Fluid streams derived from natural gas reservoirs, petroleum or coal, often contain a significant amount of acid gases, for example carbon dioxide (CO2), hydrogen sulfide (H2S), sulfur dioxide (SO2), carbon disulfide (CS2), hydrogen cyanide (HCN), carbonyl sulfide (COS), or mercaptans as impurities. Said fluid streams may be gas, liquid, or mixtures thereof, for example gases such as natural gas, refinery gas, hydrocarbon gasses from shale pyrolysis, synthesis gas, and the like or liquids such as liquefied petroleum gas (LPG) and natural gas liquids (NGL).
Various compositions and processes for removal of acid gasses are known and described in the literature. It is well-known to treat such fluid streams with amine solutions to remove these acidic gases. The amine usually contacts the acidic gases and the liquids as an aqueous solution containing the amine in an absorber tower with the aqueous amine solution contacting the acidic fluid counter currently.

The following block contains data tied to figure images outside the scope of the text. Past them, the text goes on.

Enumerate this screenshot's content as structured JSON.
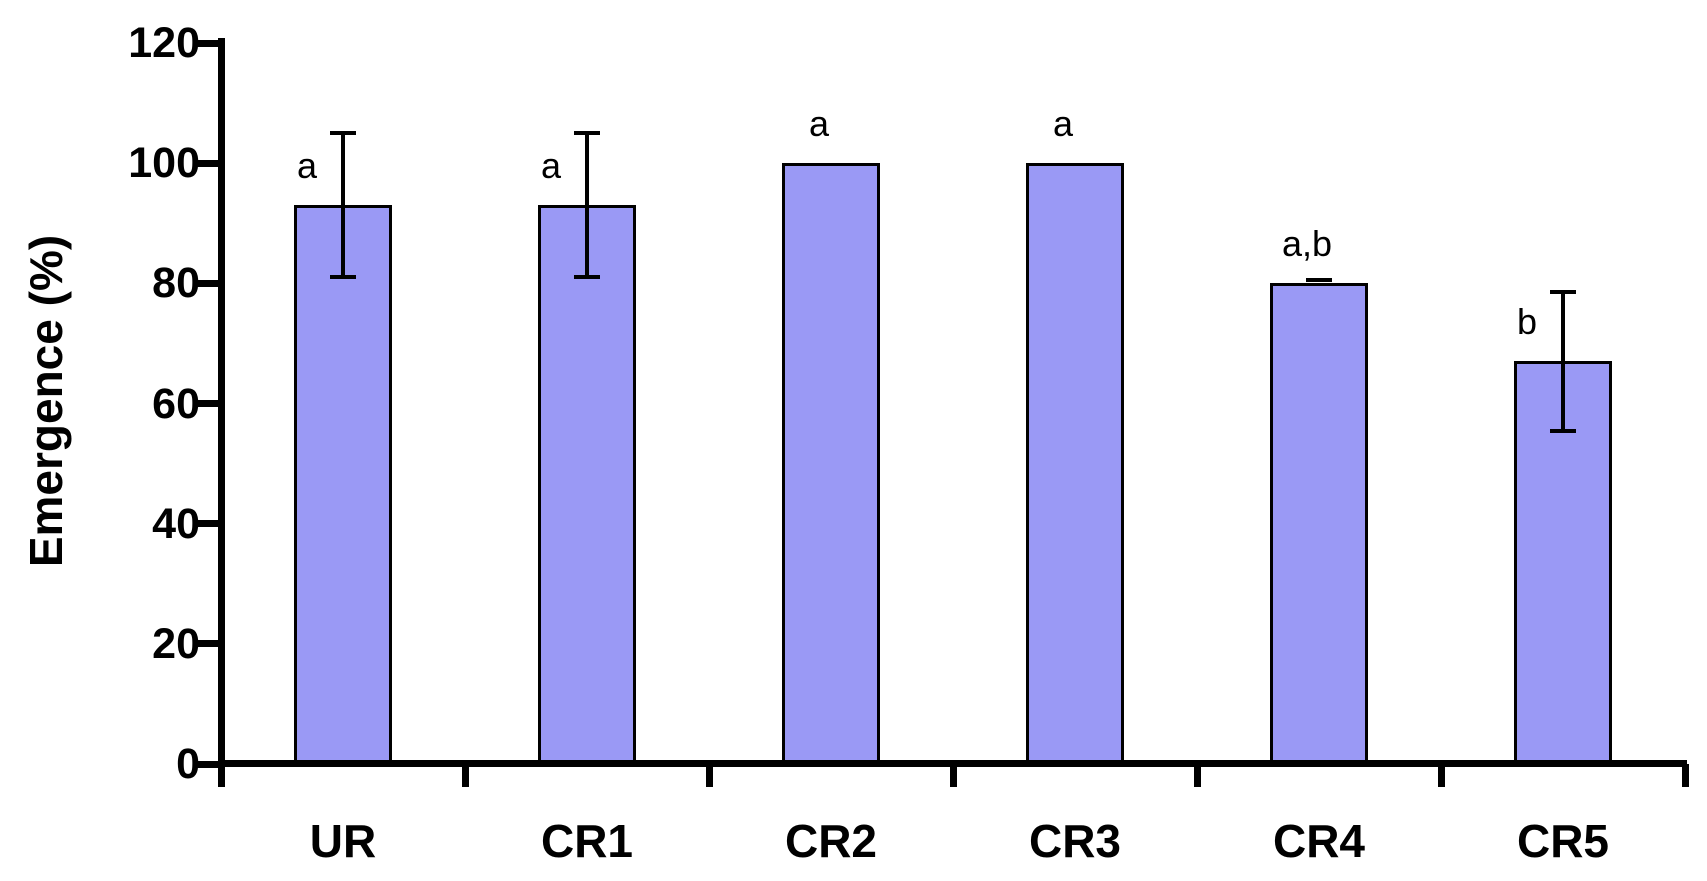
{
  "chart_data": {
    "type": "bar",
    "categories": [
      "UR",
      "CR1",
      "CR2",
      "CR3",
      "CR4",
      "CR5"
    ],
    "values": [
      93,
      93,
      100,
      100,
      80,
      67
    ],
    "errors": [
      12,
      12,
      0,
      0,
      0.5,
      11.5
    ],
    "sig_letters": [
      "a",
      "a",
      "a",
      "a",
      "a,b",
      "b"
    ],
    "title": "",
    "xlabel": "",
    "ylabel": "Emergence (%)",
    "ylim": [
      0,
      120
    ],
    "yticks": [
      0,
      20,
      40,
      60,
      80,
      100,
      120
    ],
    "grid": false,
    "legend": "none",
    "colors": {
      "bar_fill": "#9A99F5",
      "bar_border": "#000000",
      "axis": "#000000",
      "text": "#000000",
      "background": "#FFFFFF"
    }
  }
}
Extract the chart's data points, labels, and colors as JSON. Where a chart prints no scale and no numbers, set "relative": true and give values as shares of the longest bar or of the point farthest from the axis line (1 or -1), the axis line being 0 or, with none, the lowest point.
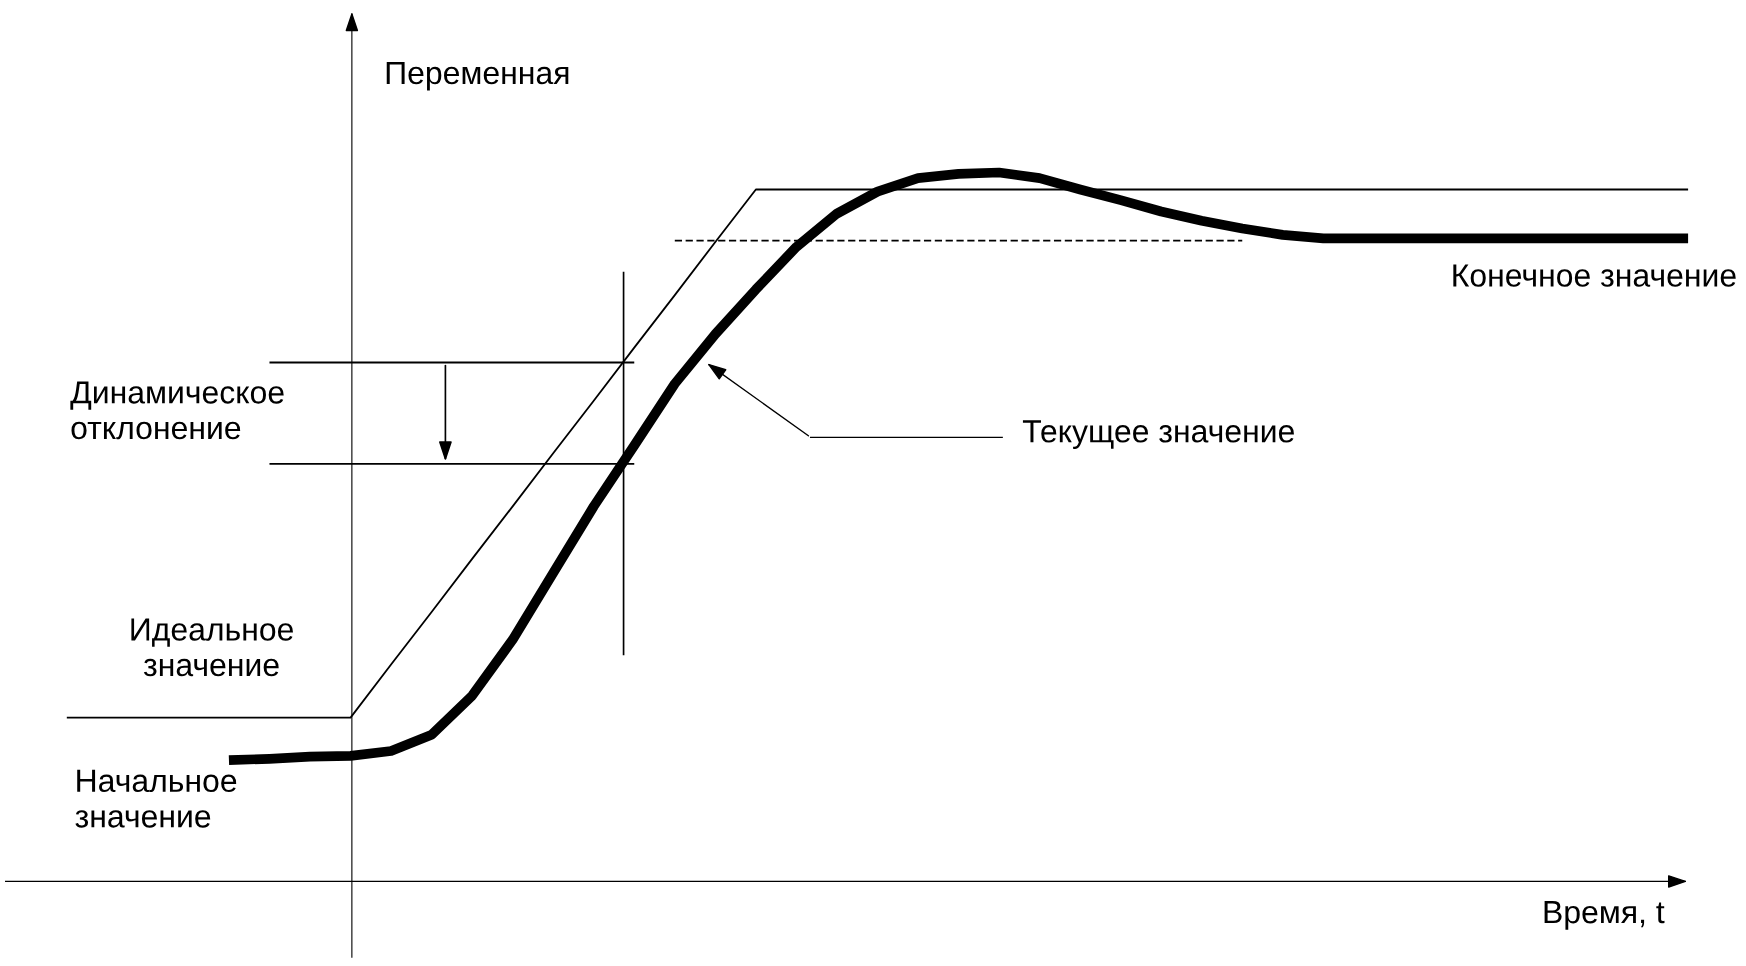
{
  "chart_data": {
    "type": "line",
    "relative": true,
    "marker": "none",
    "categories": [
      null,
      null,
      null,
      null,
      null,
      null,
      null,
      null,
      null,
      null,
      null,
      null,
      null,
      null,
      null,
      null,
      null,
      null,
      null,
      null,
      null,
      null,
      null,
      null,
      null,
      null,
      null,
      null,
      null,
      null,
      null,
      null,
      null,
      null,
      null,
      null,
      null,
      null,
      null,
      null,
      null
    ],
    "series": [
      {
        "color": "#000000",
        "line_style": "solid",
        "values": [
          null,
          null,
          null,
          null,
          0.171,
          0.173,
          0.176,
          0.177,
          0.184,
          0.207,
          0.262,
          0.341,
          0.435,
          0.529,
          0.615,
          0.702,
          0.772,
          0.835,
          0.895,
          0.942,
          0.973,
          0.992,
          0.998,
          1.0,
          0.992,
          0.976,
          0.961,
          0.945,
          0.932,
          0.921,
          0.912,
          0.907,
          0.907,
          0.907,
          0.907,
          0.907,
          0.907,
          0.907,
          0.907,
          0.907,
          0.907
        ]
      },
      {
        "color": "#000000",
        "line_style": "solid",
        "values": [
          0.231,
          0.231,
          0.231,
          0.231,
          0.231,
          0.231,
          0.231,
          0.231,
          0.306,
          0.38,
          0.455,
          0.529,
          0.604,
          0.678,
          0.753,
          0.827,
          0.902,
          0.976,
          0.976,
          0.976,
          0.976,
          0.976,
          0.976,
          0.976,
          0.976,
          0.976,
          0.976,
          0.976,
          0.976,
          0.976,
          0.976,
          0.976,
          0.976,
          0.976,
          0.976,
          0.976,
          0.976,
          0.976,
          0.976,
          0.976,
          0.976
        ]
      },
      {
        "color": "#000000",
        "line_style": "dashed",
        "values": [
          null,
          null,
          null,
          null,
          null,
          null,
          null,
          null,
          null,
          null,
          null,
          null,
          null,
          null,
          null,
          0.904,
          0.904,
          0.904,
          0.904,
          0.904,
          0.904,
          0.904,
          0.904,
          0.904,
          0.904,
          0.904,
          0.904,
          0.904,
          0.904,
          0.904,
          null,
          null,
          null,
          null,
          null,
          null,
          null,
          null,
          null,
          null,
          null
        ]
      },
      {
        "color": "#000000",
        "line_style": "solid",
        "values": [
          null,
          null,
          null,
          null,
          null,
          0.732,
          0.732,
          0.732,
          0.732,
          0.732,
          0.732,
          0.732,
          0.732,
          0.732,
          0.732,
          null,
          null,
          null,
          null,
          null,
          null,
          null,
          null,
          null,
          null,
          null,
          null,
          null,
          null,
          null,
          null,
          null,
          null,
          null,
          null,
          null,
          null,
          null,
          null,
          null,
          null
        ]
      },
      {
        "color": "#000000",
        "line_style": "solid",
        "values": [
          null,
          null,
          null,
          null,
          null,
          0.589,
          0.589,
          0.589,
          0.589,
          0.589,
          0.589,
          0.589,
          0.589,
          0.589,
          0.589,
          null,
          null,
          null,
          null,
          null,
          null,
          null,
          null,
          null,
          null,
          null,
          null,
          null,
          null,
          null,
          null,
          null,
          null,
          null,
          null,
          null,
          null,
          null,
          null,
          null,
          null
        ]
      }
    ],
    "annotations": [
      "Переменная",
      "Время, t",
      "Конечное значение",
      "Текущее значение",
      "Динамическое\nотклонение",
      "Идеальное\nзначение",
      "Начальное\nзначение"
    ]
  }
}
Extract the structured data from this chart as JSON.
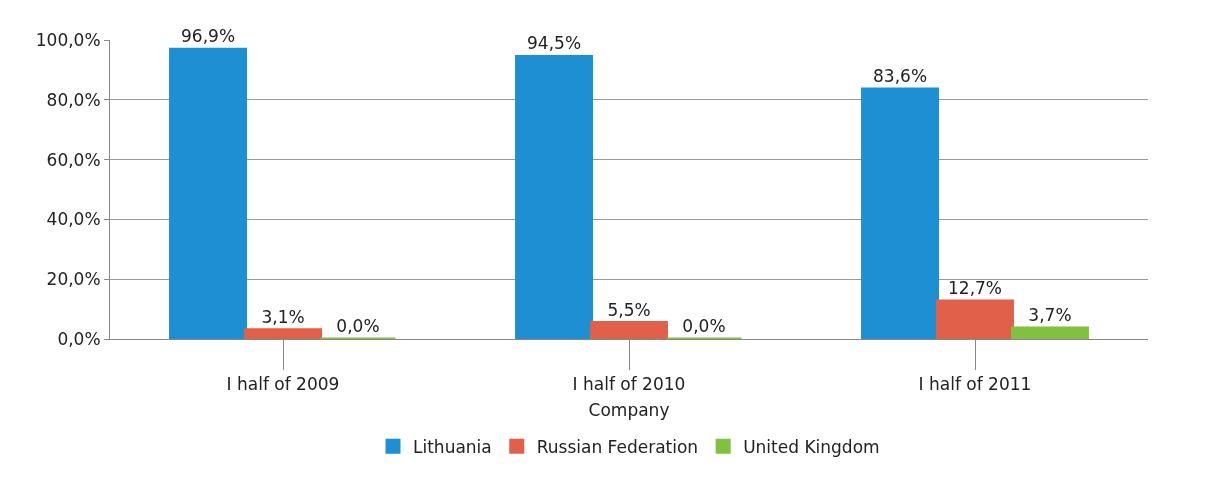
{
  "chart_data": {
    "type": "bar",
    "xlabel": "Company",
    "categories": [
      "I half of 2009",
      "I half of 2010",
      "I half of 2011"
    ],
    "series": [
      {
        "name": "Lithuania",
        "color": "#1e8fd2",
        "values": [
          96.9,
          94.5,
          83.6
        ],
        "value_labels": [
          "96,9%",
          "94,5%",
          "83,6%"
        ]
      },
      {
        "name": "Russian Federation",
        "color": "#e0604a",
        "values": [
          3.1,
          5.5,
          12.7
        ],
        "value_labels": [
          "3,1%",
          "5,5%",
          "12,7%"
        ]
      },
      {
        "name": "United Kingdom",
        "color": "#82c041",
        "values": [
          0.0,
          0.0,
          3.7
        ],
        "value_labels": [
          "0,0%",
          "0,0%",
          "3,7%"
        ]
      }
    ],
    "ylim": [
      0,
      100
    ],
    "yticks": [
      {
        "value": 0,
        "label": "0,0%"
      },
      {
        "value": 20,
        "label": "20,0%"
      },
      {
        "value": 40,
        "label": "40,0%"
      },
      {
        "value": 60,
        "label": "60,0%"
      },
      {
        "value": 80,
        "label": "80,0%"
      },
      {
        "value": 100,
        "label": "100,0%"
      }
    ],
    "grid": "y",
    "legend": "bottom"
  }
}
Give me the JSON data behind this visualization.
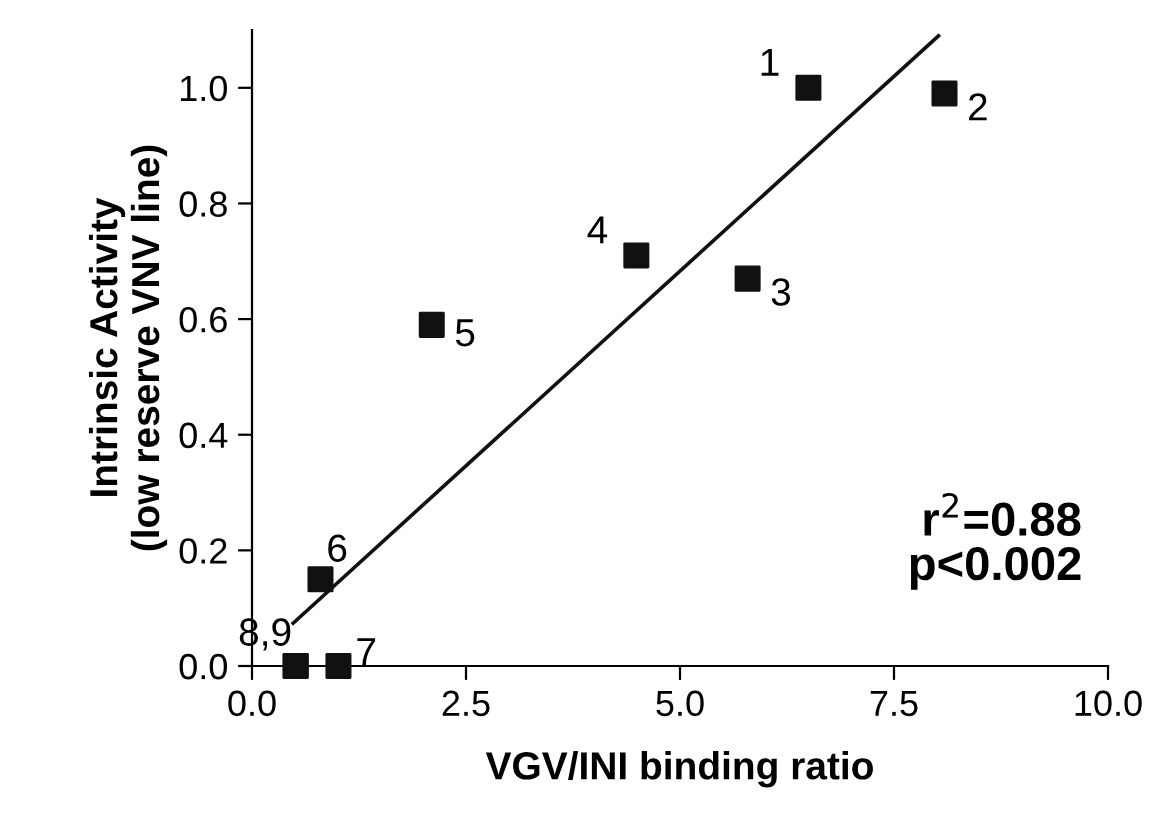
{
  "chart_data": {
    "type": "scatter",
    "xlabel": "VGV/INI binding ratio",
    "ylabel": "Intrinsic Activity\n(low reserve VNV line)",
    "xlim": [
      0,
      10
    ],
    "ylim": [
      0,
      1.1
    ],
    "xticks": [
      {
        "value": 0,
        "label": "0.0"
      },
      2.5,
      {
        "value": 5,
        "label": "5.0"
      },
      7.5,
      {
        "value": 10,
        "label": "10.0"
      }
    ],
    "yticks": [
      {
        "value": 0,
        "label": "0.0"
      },
      0.2,
      0.4,
      0.6,
      0.8,
      {
        "value": 1,
        "label": "1.0"
      }
    ],
    "grid": false,
    "legend": false,
    "marker": "square",
    "series": [
      {
        "color": "#111111",
        "x": [
          6.5,
          8.09,
          5.79,
          4.49,
          2.1,
          0.8,
          1.01,
          0.51,
          0.51
        ],
        "values": [
          1.0,
          0.99,
          0.67,
          0.71,
          0.59,
          0.15,
          0.0,
          0.0,
          0.0
        ]
      },
      {
        "type": "line",
        "color": "#111111",
        "line_style": "solid",
        "marker": "none",
        "x": [
          0.48,
          8.02
        ],
        "values": [
          0.074,
          1.09
        ]
      }
    ],
    "annotations": [
      {
        "text": "1",
        "x": 6.5,
        "y": 1.0
      },
      {
        "text": "2",
        "x": 8.09,
        "y": 0.99
      },
      {
        "text": "3",
        "x": 5.79,
        "y": 0.67
      },
      {
        "text": "4",
        "x": 4.49,
        "y": 0.71
      },
      {
        "text": "5",
        "x": 2.1,
        "y": 0.59
      },
      {
        "text": "6",
        "x": 0.8,
        "y": 0.15
      },
      {
        "text": "7",
        "x": 1.01,
        "y": 0.0
      },
      {
        "text": "8,9",
        "x": 0.51,
        "y": 0.0
      },
      "r$^{2}$=0.88\np<0.002"
    ]
  }
}
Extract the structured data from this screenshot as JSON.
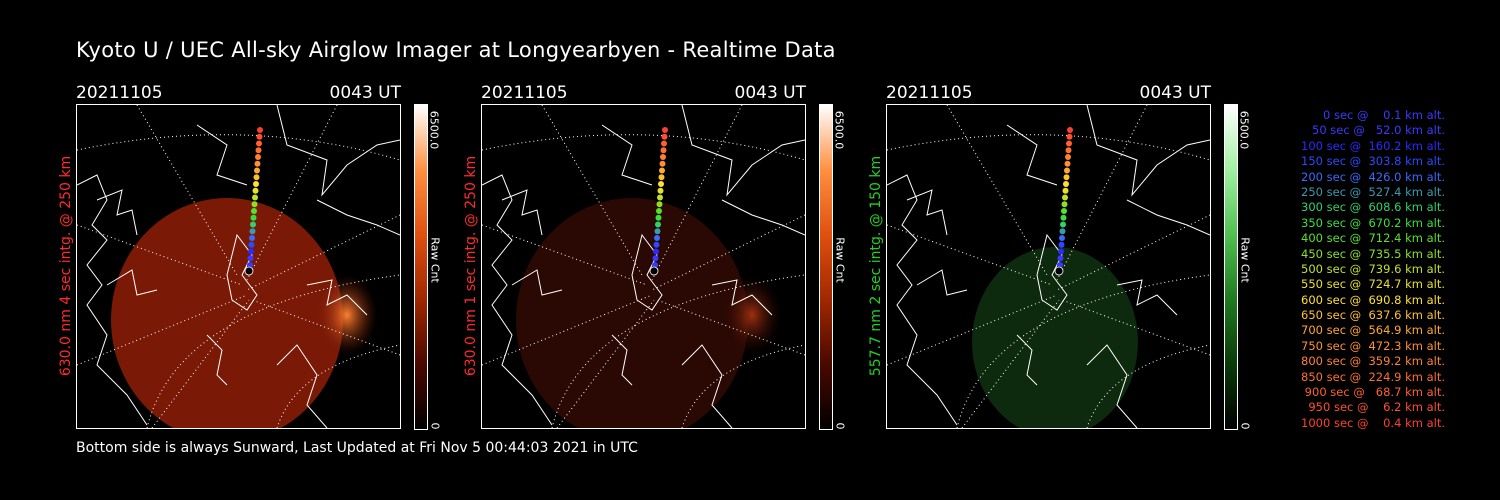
{
  "title": "Kyoto U / UEC All-sky Airglow Imager at Longyearbyen - Realtime Data",
  "footer": "Bottom side is always Sunward, Last Updated at Fri Nov  5 00:44:03 2021 in UTC",
  "panels": [
    {
      "date": "20211105",
      "time": "0043 UT",
      "ylabel": "630.0 nm 4 sec intg. @ 250 km",
      "ylabel_color": "#ff2a2a",
      "cb_max": "6500.0",
      "cb_unit": "Raw Cnt",
      "cb_min": "0",
      "scheme": "red"
    },
    {
      "date": "20211105",
      "time": "0043 UT",
      "ylabel": "630.0 nm 1 sec intg. @ 250 km",
      "ylabel_color": "#ff2a2a",
      "cb_max": "6500.0",
      "cb_unit": "Raw Cnt",
      "cb_min": "0",
      "scheme": "dimred"
    },
    {
      "date": "20211105",
      "time": "0043 UT",
      "ylabel": "557.7 nm 2 sec intg. @ 150 km",
      "ylabel_color": "#22d022",
      "cb_max": "6500.0",
      "cb_unit": "Raw Cnt",
      "cb_min": "0",
      "scheme": "green"
    }
  ],
  "legend": [
    {
      "text": "   0 sec @    0.1 km alt.",
      "color": "#3a3aff"
    },
    {
      "text": "  50 sec @   52.0 km alt.",
      "color": "#3a3aff"
    },
    {
      "text": " 100 sec @  160.2 km alt.",
      "color": "#2a2aff"
    },
    {
      "text": " 150 sec @  303.8 km alt.",
      "color": "#2a4aff"
    },
    {
      "text": " 200 sec @  426.0 km alt.",
      "color": "#3a6aff"
    },
    {
      "text": " 250 sec @  527.4 km alt.",
      "color": "#3a9ab0"
    },
    {
      "text": " 300 sec @  608.6 km alt.",
      "color": "#30d070"
    },
    {
      "text": " 350 sec @  670.2 km alt.",
      "color": "#3ae03a"
    },
    {
      "text": " 400 sec @  712.4 km alt.",
      "color": "#5ae02a"
    },
    {
      "text": " 450 sec @  735.5 km alt.",
      "color": "#8ae02a"
    },
    {
      "text": " 500 sec @  739.6 km alt.",
      "color": "#c0e02a"
    },
    {
      "text": " 550 sec @  724.7 km alt.",
      "color": "#e8e02a"
    },
    {
      "text": " 600 sec @  690.8 km alt.",
      "color": "#ffe030"
    },
    {
      "text": " 650 sec @  637.6 km alt.",
      "color": "#ffc030"
    },
    {
      "text": " 700 sec @  564.9 km alt.",
      "color": "#ffa830"
    },
    {
      "text": " 750 sec @  472.3 km alt.",
      "color": "#ff9030"
    },
    {
      "text": " 800 sec @  359.2 km alt.",
      "color": "#ff8030"
    },
    {
      "text": " 850 sec @  224.9 km alt.",
      "color": "#ff7030"
    },
    {
      "text": " 900 sec @   68.7 km alt.",
      "color": "#ff6030"
    },
    {
      "text": " 950 sec @    6.2 km alt.",
      "color": "#ff5030"
    },
    {
      "text": "1000 sec @    0.4 km alt.",
      "color": "#ff4030"
    }
  ]
}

The most widely used amines are monoethanolamine (MEA) and diethanolamine (DEA) which are most commonly made by reacting ethylene oxide and ammonia. Both amines are irritants to the skin. Ethylene oxide is an irritant to the eyes and skin, and is a suspected human carcinogen; it is also highly flammable, a fire danger and has a high explosive risk. Further, anhydrous ammonia may be fatal in concentrated form, poses a moderate fire risk, and may reach explosive limits in air.
The removal of sulfur compounds from these fluid streams is of particular importance for various reasons. For instance, the level of sulfur compounds in natural gas has to be reduced by suitable processing measures immediately at the source of a natural gas, since the natural gas will customarily also contain a certain fraction of entrained water as well as the above-recited sulfur compounds. In aqueous solution, however, these sulfur compounds are present as acids and have a corrosive effect. To transport natural gas in a pipeline, therefore, predetermined limits must be complied with for the sulfur-containing impurities. In addition, numerous sulfur compounds are malodorous and, with H2S a prime example, extremely toxic even at low concentrations.
Similarly, the CO2 content of hydrocarbonaceous gases, such as natural gas, customarily has to be significantly reduced, since high concentrations of CO2 reduce the calorific value of the gas and may likewise cause corrosion to pipework and fittings.
However, it is often desirable to treat acid gas mixtures containing both CO2 and H2S so as to remove the H2S selectively from the mixture, thereby minimizing removal of the CO2. Selective removal of H2S results in a relatively high H2S/CO2 ratio in the separated acid gas which simplifies the conversion of H2S to elemental sulfur.
The European patent application EP0322924 discloses, for example, that tertiary alkanolamines, especially methyldiethylanolamine (MDEA), are particularly suitable for a selective removal of H2S from gas mixtures containing H2S and CO2. However, in mixtures having a high concentration of CO2, it has been found to be disadvantageous that the effectiveness of the solution for removing H2S is much reduced by an accelerated absorption of CO2.
It is also known to use a liquid absorbent containing a severely hindered amino compound for the selective removal of hydrogen sulfide from normally gaseous mixtures. See, for example, U.S. Pat. No. 4,471,138, the teachings of which are hereby incorporated by reference. However, this method cannot provide for low levels of H2S levels, for example lower than 10 parts per million (ppm).
U.S. Pat. No. 4,618,481, which is incorporated by reference herein in its entirety, discloses the absorption of hydrogen sulfide by the use of an alkaline absorbent composition comprising a severely hindered amine and an amine salt to produce a treated gas having less than 10 ppm hydrogen sulfide. However, this method shows a significant decrease in capacity.
U.S. Pat. No. 7,427,383 discloses contacting gaseous streams containing H2S with an aqueous silicon-containing composition; however, this method is ineffectual in reducing H2S content unless high shear conditions are employed.
U.S. Pat. No. 4,959,086, which is incorporated herein in its entirety, discloses a process for removing H2S from a gas mixture by contacting the gas mixture with a liquid absorbent composition comprising an aminopyridine, such as 4-dimethylaminopyridine. However, said compounds demonstrate limited solubility in water and generally require a suitable solvent such as lower alkane diols, polyols, alkyl ethers, esters, sulfolans, and the like for practical application.
As such, there is a need for a class of compounds, and method to use said compounds, to remove hydrogen sulfide selectively in the presence of carbon dioxide from fluid streams, which does not require specialized equipment, e.g., high shear; is effective over a broad range of carbon dioxide concentrations, and demonstrates an improved solubility in water.